Mitch spoke out against the racial and gender politics of the Democratic Party and the denunciations of a “reactionary white working class.” He commented: “The claims of white male privilege are ridiculous. The people who voted for Trump weren’t privileged, they have awful lives. People talk about this election being a whitewash and the last stand of the white man. It is not about that. The people who voted for Trump were not rich guys, they barely made minimum wage.”

Shelly, a young woman who works at a pathology clinic in Newcastle, said: “The reason Trump got elected was that there is a lot of poor people in Middle America who are hard done by, aren’t being listened to and are being ignored by the left. The left focused on the cities and making things better for immigrants and people of colour because that is what they see. But in rural America people are struggling. The industries never recovered from the recession. They are angry and hurt. Trump tapped into that and is using it to his advantage.”

Shelly said she “was a Bernie supporter and I think that it was very sad that they abandoned Bernie for Hillary. I think that she was agreed upon ages ago.
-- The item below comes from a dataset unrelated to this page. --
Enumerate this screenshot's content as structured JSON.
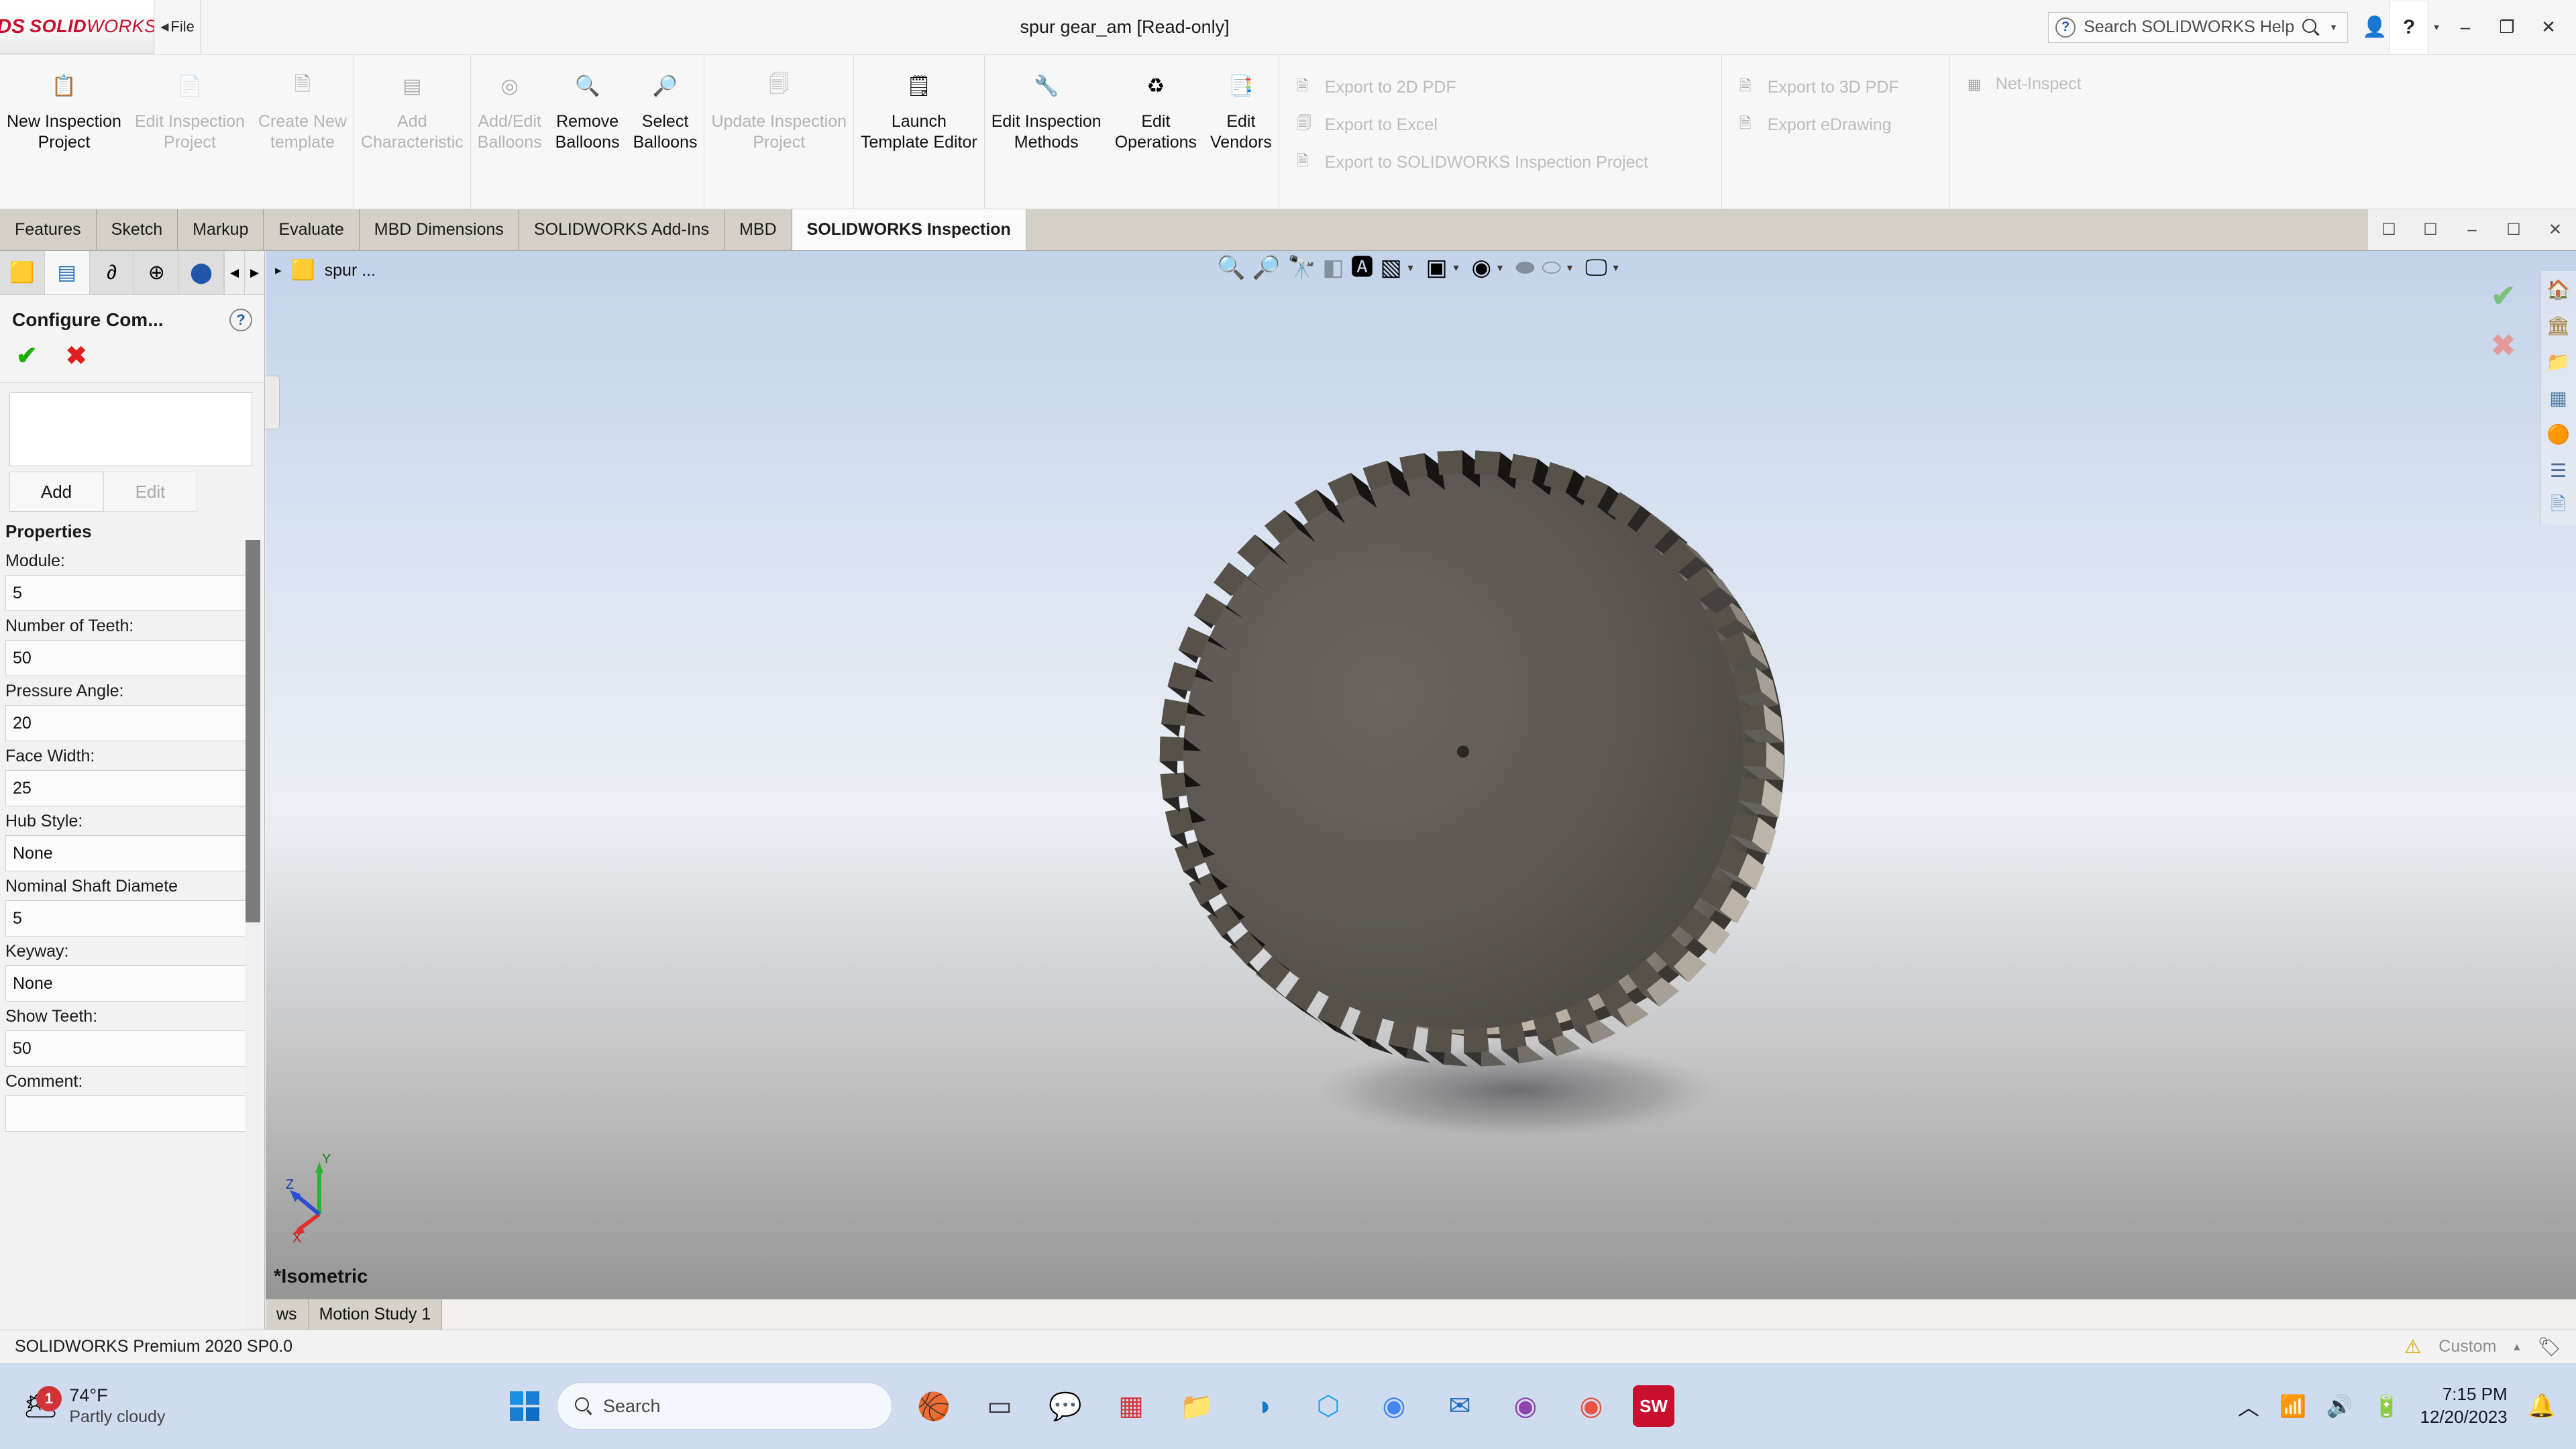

They wanted to have a black president, then a female president to seem really progressive and keep their power.”

In Auckland, New Zealand, Maxi, a secondary school student, said the election result was “really bad. As soon as Trump won, there were Americans who started leaving, moving to Canada and New Zealand as well. I don’t like Trump, he’s not a good man.

“There have already been marches in Seattle against Trump. It’s going to escalate even more. I sympathise with those people who oppose him. I don’t think anything’s going to get better any time soon.”

Her friend Mackenzie added: “He’s racist. I’ve seen videos of black people being kicked out of his rallies, and he said he liked the old days where you could throw them out and they had no rights.”

Commenting on the low vote for both candidates, Mackenzie denounced Clinton, saying: “None is better than the other. They’re both liars. She deleted emails and hid stuff from people.” She agreed that the wars carried out by the Obama administration had played a role in Clinton’s defeat. “There could be a World War III,” she said.